On that note, hearing Pérez was creating his own team of space-faring, ass-kicking women is definitely noteworthy. With Pérez working on his own series, unrestricted by a character’s past or demands from an overbearing publisher, Sirens could be the purest form of what he considers the ultimate ‘strong female character.’
Unfortunately, introducing readers to a team of space-faring, ass-kicking women could have been achieved in a far more coherent fashion that what we get in Sirens #1. The twisting, convoluted narrative in Sirens is a disservice to what could be a really interesting premise. That is, if I’m understanding it all correctly.
At the center of this issue is a jailbreak to release the leader of the Sirens, a woman referred to by many as simply, Highness. This story is then broken up by tangents taking us to Ancient Rome to witness a fearsome woman gladiator, a formidable schoolmarm in mid-19th century American frontier, and a mysterious seer who dupes a couple of Vikings in to helping her find a dragon. All of these women are, presumably, the Sirens and they and others are united by the issue’s end. However, for what purpose remains unclear.
Yet, its rather confusing presentation aside, what Pérez is establishing looks to be a fun, wild ride with a group interesting and varied women collected from different periods of Earth’s history. There are hints these women have worked together before, which begs the question of whether they were simply hiding in these different time periods or if these Sirens are continually reincarnated and called upon when needed? It’s not clear, but whatever their connection we’re left only wanting to see what they can do together.
When sense can be made of what’s happening on the page, Sirens is excellent. The action beats are fantastic and exciting; very reminiscent of a 1970s space adventure full of energy blasters and spandex. And while the intersecting tales can be hard to sift through initially, there is payoff if you stick it through. Not necessarily everything is apparent come issue’s end, but all those different threads begin to come together and form an intriguing story as a whole.

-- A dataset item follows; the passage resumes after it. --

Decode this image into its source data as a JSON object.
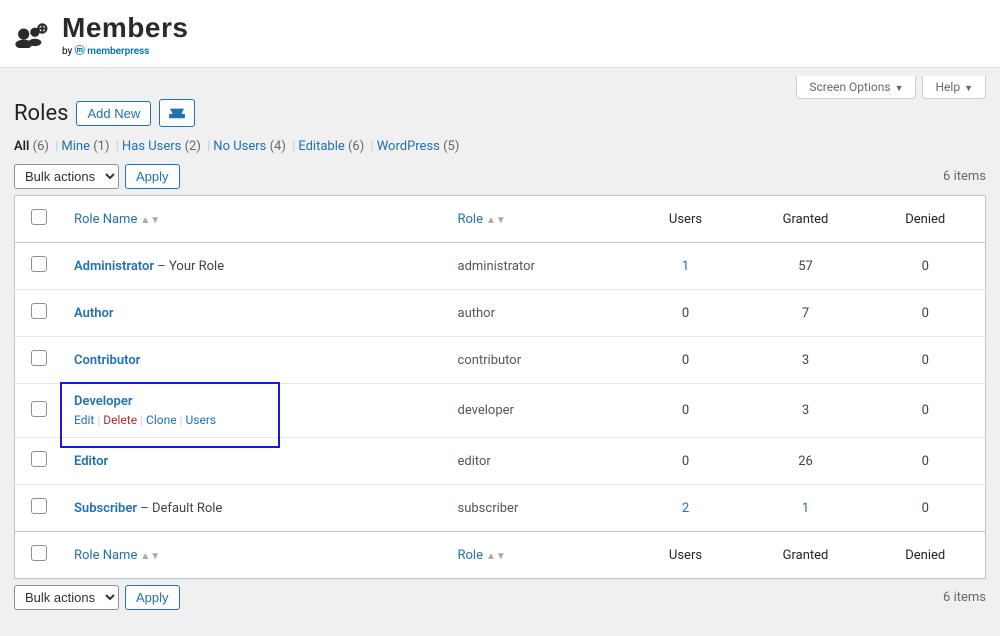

On top of writing, Pérez is also handling the art for Sirens. As expected, his artwork is just as complicated as the narrative. The detail on each page is impressive, giving readers a lot of visual information to pour over. The transitions between this issue’s intersecting tales are smooth, which is good since the constant back and forth is already jarring.
And though admittedly, Pérez’s art style is not a favorite of mine (for example, I much preferred this variant cover from Cameron Stewart and Matthew Wilson), I do appreciate his understanding of human anatomy. For a comic comprised almost entirely of women, and one containing scene of a naked woman in chains, never once are his characters depicted in a gross, objectifying manner. Seriously, a scene of torture and defilement is actually handled with a touch of class.
It’s impressive to say the least, and only yet another sign that to Pérez women aren’t objects, they’re people. Those people can be sexy, they can be scantily clad, and even at times depicted under duress, but they don’t need to only serve the audience’s fantasies without furthering the plot.
Sirens is brimming with potential, that much is clear. What isn’t so clear is precisely who these women are and why they need to band together. However, as long as further explanation comes quickly, Sirens looks to be slam-bang adventure full of brash beauties ready to raise hell.